On July 6, 2008, a Beech C23, N6715X, was involved in an accident investigated under NTSB accident number CHI08CA181. The narrative of the report states, “…the airplane veered off to the left during landing. [The pilot] attempted to correct using right rudder input, but the airplane did not respond. The airplane subsequently exited the left side of runway 29, went down an embankment, and stuck small trees.” The NTSB determined the probable cause(s) as follows: “The pilot’s inadequate compensation for crosswind and his failure to maintain directional control during landing. Contributing to the accident were the gusting crosswind and the embankment.”
The following incident was not recorded in the Federal Aviation Administration and/or National Transportation Safety Board (NTSB) records and was discovered by the NTSB Investigator-In-Charge.
On August 11, 2008, a student pilot and a flight instructor reportedly experienced the effects of carbon monoxide poisoning during an instructional flight in a Cessna 150L, N747KA. The flight instructor stated they flew to Waukegan, Illinois, and performed takeoff and landings and then flew to the Fox Lake area where they experienced symptoms of carbon monoxide poisoning while they were over the Fox Lake area with the intent of performing some flight maneuvers. The flight instructor stated he asked the student pilot some questions relating to the airplane’s direction of flight, but the student pilot responded with answers that seemed “odd.” The flight instructor and student pilot experienced headaches during the flight.
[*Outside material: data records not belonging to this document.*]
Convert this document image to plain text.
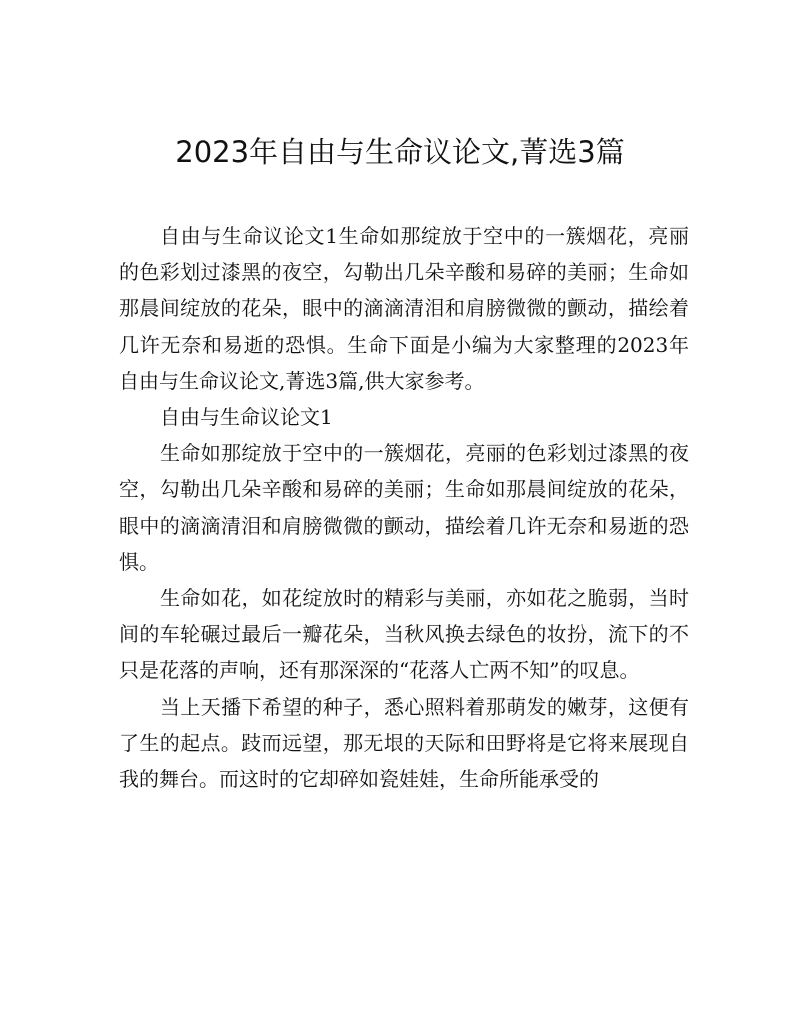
2023年自由与生命议论文,菁选3篇

自由与生命议论文1生命如那绽放于空中的一簇烟花，亮丽的色彩划过漆黑的夜空，勾勒出几朵辛酸和易碎的美丽；生命如那晨间绽放的花朵，眼中的滴滴清泪和肩膀微微的颤动，描绘着几许无奈和易逝的恐惧。生命下面是小编为大家整理的2023年自由与生命议论文,菁选3篇,供大家参考。

自由与生命议论文1

生命如那绽放于空中的一簇烟花，亮丽的色彩划过漆黑的夜空，勾勒出几朵辛酸和易碎的美丽；生命如那晨间绽放的花朵，眼中的滴滴清泪和肩膀微微的颤动，描绘着几许无奈和易逝的恐惧。

生命如花，如花绽放时的精彩与美丽，亦如花之脆弱，当时间的车轮碾过最后一瓣花朵，当秋风换去绿色的妆扮，流下的不只是花落的声响，还有那深深的“花落人亡两不知”的叹息。

当上天播下希望的种子，悉心照料着那萌发的嫩芽，这便有了生的起点。跂而远望，那无垠的天际和田野将是它将来展现自我的舞台。而这时的它却碎如瓷娃娃，生命所能承受的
The flight instructor looked at the “sticker” carbon monoxide detector in the airplane, but it was not providing an indication of carbon monoxide. He did not know whether the expiration date of the detector had expired. The flight instructor opened the windows and closed the vents, which alleviated his symptoms. They then returned to the PWK and reported it to the president of the Flight Center. The flight instructor took the rest of the day off. They both began to feel better about an hour after returning.
The student pilot was told that there was an exhaust leak that allowed exhaust to enter the cabin. The carbon monoxide detector was later replaced. The student pilot continued receiving flight instruction at the operator and received a student solo endorsement but has not yet received an airman certificate. He stated that he plans on returning to the operator this summer for additional flight instruction in order to receive an airman certificate. He also stated that the flight instructor was an “excellent” instructor.
Logbook records for N747KA dated August 14, 2008, show that the left front exhaust stack riser, part number 0450338-69 was removed and replaced at a tachometer time of 9,457.8 hours. The airplane was powered by a Continental O-200A, S/N 285229R, which had am engine time since overhaul of 3,302.9 hours. Teledyne Continental Service Information Letter SIL98-9 lists the time between overhaul for the O-200A engine, of 1,800 hours.
The student pilot of N747KA stated that as a customer of the operator, he had no knowledge of the time in service of the airplanes, engines, propellers, or other airplane maintenance related information. The student pilot was unaware that N747KA had been involved in an off airport landing on Grayslake following a loss of engine power. He knew that one of the operator’s airplanes was recently involved in a hard landing in Grayslake during an instructional flight.
The operator is located within the service area of the DuPage Flight Standards District Office.